Esta fábula de control racional es inseparable de la supuesta incapacidad de control animal y, además, nos exige una opción dicotómica, sin otras alternativas posibles. Por eso es tan importante comprender el carácter ilusorio el control racional humano como la noción falaz del descontrol animal. Temple Grandin, una de las voces más interesantes en relación a la vida animal, sostiene que“todos los animales tienen medios de controlar la agresividad” y que “hay muy pocos animales adultos, aparte de los humanos, que se ataquen unos a otros tan violentamente como para que muera uno de ellos”. Lo que ella llama control, siguiendo la tradición, prefiero llamarlo modulación. El control, si nos ponemos a pensar, es un valor digital: tenemos o no tenemos control, no tiene sentido afirmar que tenemos un poco de control, como no lo tiene decir que estamos un poco embarazadas. En cualquier caso, todos los animales aprenden en la convivencia a modular y orientar la agresividad. Algo que cualquiera que conviva con animales en su casa o que haya vivido entre animales ha podido experimentar. La modulación de la tendencia agresiva es imprescindible para la continuidad de la vida. Si no fuera así, los animales no habrían podido sobrevivir a su propia furia y se habrían extinguido.

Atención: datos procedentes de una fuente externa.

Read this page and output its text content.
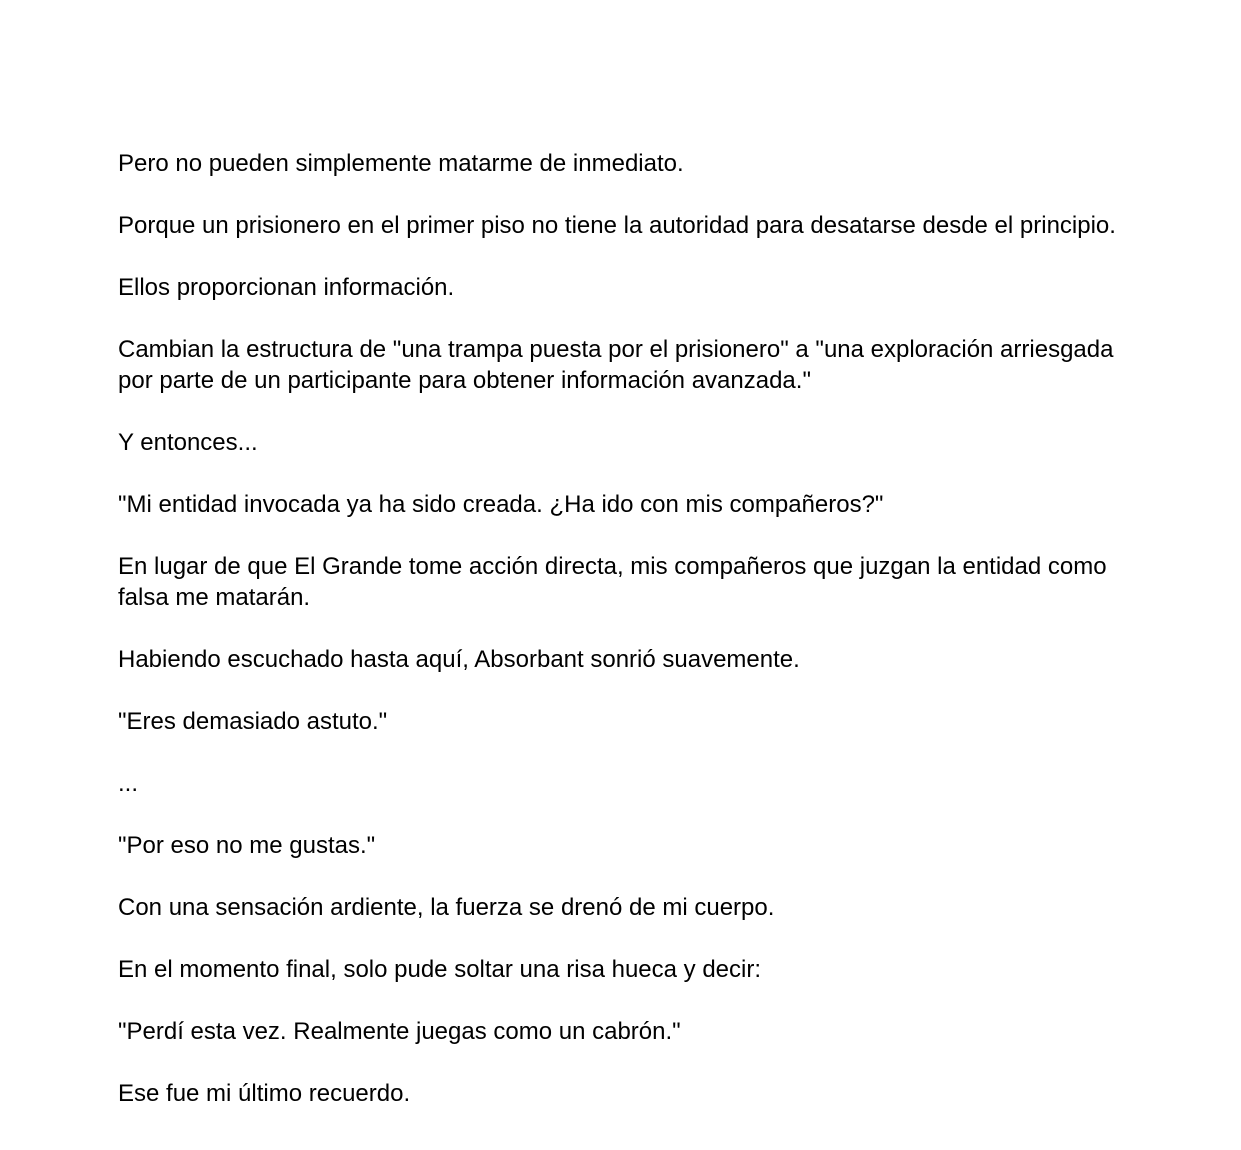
Pero no pueden simplemente matarme de inmediato.

Porque un prisionero en el primer piso no tiene la autoridad para desatarse desde el principio.

Ellos proporcionan información.

Cambian la estructura de "una trampa puesta por el prisionero" a "una exploración arriesgada por parte de un participante para obtener información avanzada."

Y entonces...

"Mi entidad invocada ya ha sido creada. ¿Ha ido con mis compañeros?"

En lugar de que El Grande tome acción directa, mis compañeros que juzgan la entidad como falsa me matarán.

Habiendo escuchado hasta aquí, Absorbant sonrió suavemente.

"Eres demasiado astuto."

...

"Por eso no me gustas."

Con una sensación ardiente, la fuerza se drenó de mi cuerpo.

En el momento final, solo pude soltar una risa hueca y decir:

"Perdí esta vez. Realmente juegas como un cabrón."

Ese fue mi último recuerdo.
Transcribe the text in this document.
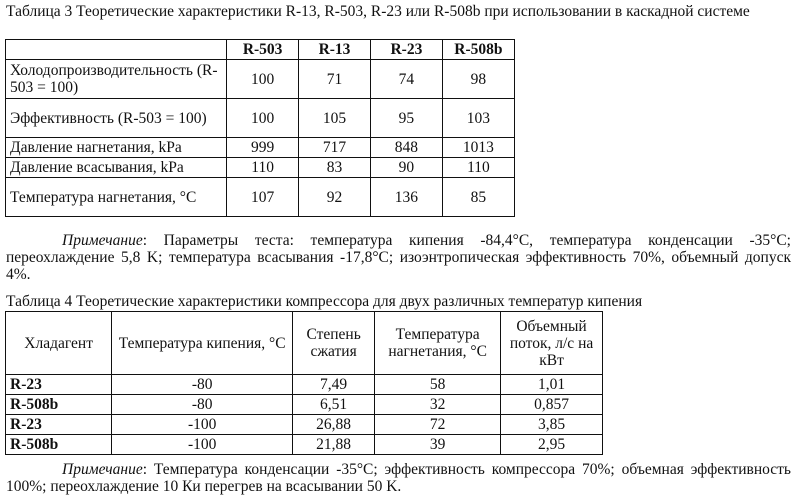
Таблица 3 Теоретические характеристики R-13, R-503, R-23 или R-508b при использовании в каскадной системе
	R-503	R-13	R-23	R-508b
Холодопроизводительность (R-503 = 100)	100	71	74	98
Эффективность (R-503 = 100)	100	105	95	103
Давление нагнетания, kPa	999	717	848	1013
Давление всасывания, kPa	110	83	90	110
Температура нагнетания, °C	107	92	136	85
Примечание: Параметры теста: температура кипения -84,4°C, температура конденсации -35°C; переохлаждение 5,8 K; температура всасывания -17,8°C; изоэнтропическая эффективность 70%, объемный допуск 4%.
Таблица 4 Теоретические характеристики компрессора для двух различных температур кипения
Хладагент	Температура кипения, °C	Степень сжатия	Температура нагнетания, °C	Объемный поток, л/с на кВт
R-23	-80	7,49	58	1,01
R-508b	-80	6,51	32	0,857
R-23	-100	26,88	72	3,85
R-508b	-100	21,88	39	2,95
Примечание: Температура конденсации -35°C; эффективность компрессора 70%; объемная эффективность 100%; переохлаждение 10 Ки перегрев на всасывании 50 K.
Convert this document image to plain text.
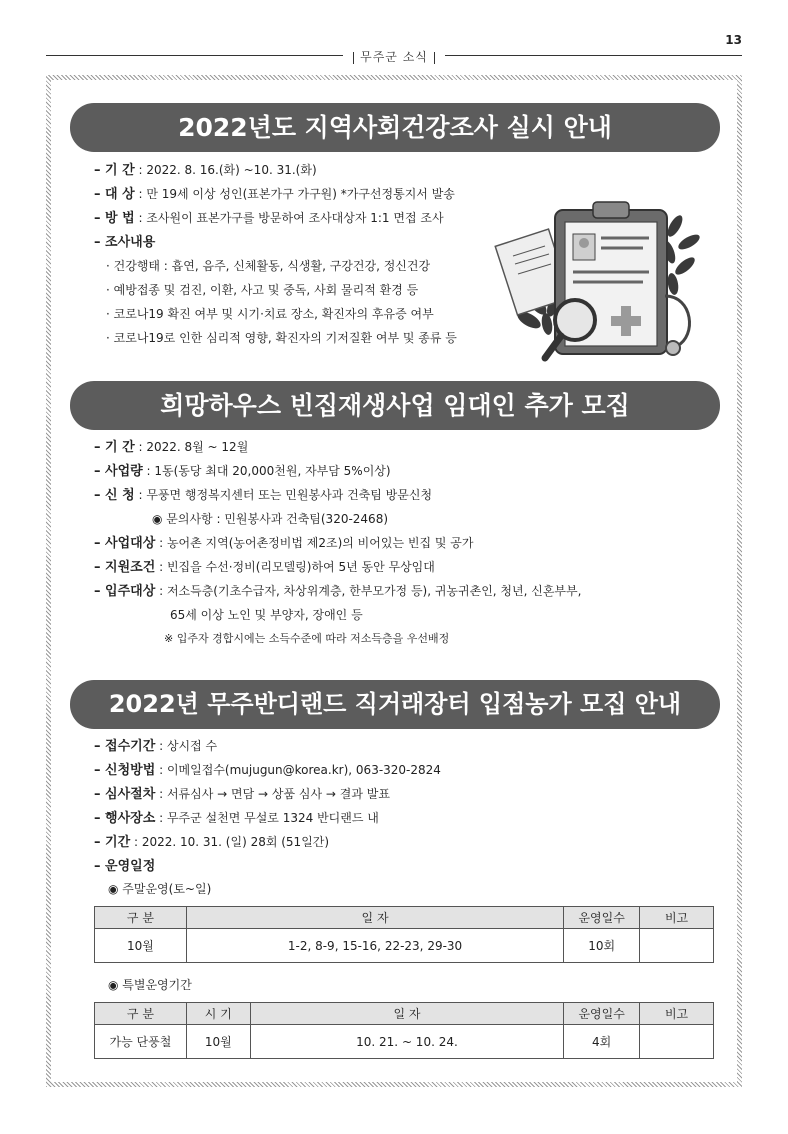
13
무주군 소식
2022년도 지역사회건강조사 실시 안내
– 기 간 : 2022. 8. 16.(화) ~10. 31.(화)
– 대 상 : 만 19세 이상 성인(표본가구 가구원) *가구선정통지서 발송
– 방 법 : 조사원이 표본가구를 방문하여 조사대상자 1:1 면접 조사
– 조사내용
· 건강행태 : 흡연, 음주, 신체활동, 식생활, 구강건강, 정신건강
· 예방접종 및 검진, 이환, 사고 및 중독, 사회 물리적 환경 등
· 코로나19 확진 여부 및 시기·치료 장소, 확진자의 후유증 여부
· 코로나19로 인한 심리적 영향, 확진자의 기저질환 여부 및 종류 등
희망하우스 빈집재생사업 임대인 추가 모집
– 기 간 : 2022. 8월 ~ 12월
– 사업량 : 1동(동당 최대 20,000천원, 자부담 5%이상)
– 신 청 : 무풍면 행정복지센터 또는 민원봉사과 건축팀 방문신청
◉ 문의사항 : 민원봉사과 건축팀(320-2468)
– 사업대상 : 농어촌 지역(농어촌정비법 제2조)의 비어있는 빈집 및 공가
– 지원조건 : 빈집을 수선·정비(리모델링)하여 5년 동안 무상임대
– 입주대상 : 저소득층(기초수급자, 차상위계층, 한부모가정 등), 귀농귀촌인, 청년, 신혼부부,
65세 이상 노인 및 부양자, 장애인 등
※ 입주자 경합시에는 소득수준에 따라 저소득층을 우선배정
2022년 무주반디랜드 직거래장터 입점농가 모집 안내
– 접수기간 : 상시접 수
– 신청방법 : 이메일접수(mujugun@korea.kr), 063-320-2824
– 심사절차 : 서류심사 → 면담 → 상품 심사 → 결과 발표
– 행사장소 : 무주군 설천면 무설로 1324 반디랜드 내
– 기간 : 2022. 10. 31. (일) 28회 (51일간)
– 운영일정
◉ 주말운영(토~일)
구 분	일 자	운영일수	비고
10월	1-2, 8-9, 15-16, 22-23, 29-30	10회	
◉ 특별운영기간
구 분	시 기	일 자	운영일수	비고
가능 단풍철	10월	10. 21. ~ 10. 24.	4회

Lo más paradójico de estos planteos, y también lo más peligroso, es que la racionalidad moderna, que se presenta como el sumo bien, lejos de permitirnos una modulación más favorable a la convivencia, industrializó nuestra capacidad asesina -como han mostrado las guerras mundiales- y al disciplinar los afectos inhibió la piedad, que podría haber evitado infinidad de matanzas, como sostienen tanto Hanna Arendt como Zygmunt Bauman. Ningún gallo-animal hubiera mirado impávido, ni se hubiera desentendido del destino fatal de una fila de gallitos conducidos al matadero; solo los seres humanos, que disciplinaron los afectos a fuerza de justificaciones racionales y construyeron modos de vida basados en la obediencia y en una moral instrumental, pudimos hacerlo.
Veinticinco siglos de una historia humana pródiga en matanzas, tanto entre extranjeres como entre hermanes, ya sea de sangre o que así se declararon, incluides les griegues que se juramentaron para evitarlo, muestran la falacia de los cacareos racionales. La racionalidad que invocan es un mito. Y no solo eso: guerras de todo tipo, femicidios e infanticidios, esclavitud y tortura, depredación de nuestra casa-tierra, polución del aire y las aguas, han sido gestadas en nombre de las deidades racionales: el progreso y la productividad. Todo porque esa razón instrumental concibe a la existencia de les demás como un recurso para que el hombre-macho se enseñoree.
¿No será hora de empezar a reflexionar sobre esta racionalidad patriarcal predadora que se presenta como el único saber verdadero y como el modelo del bien, y dejar a los gallos en paz?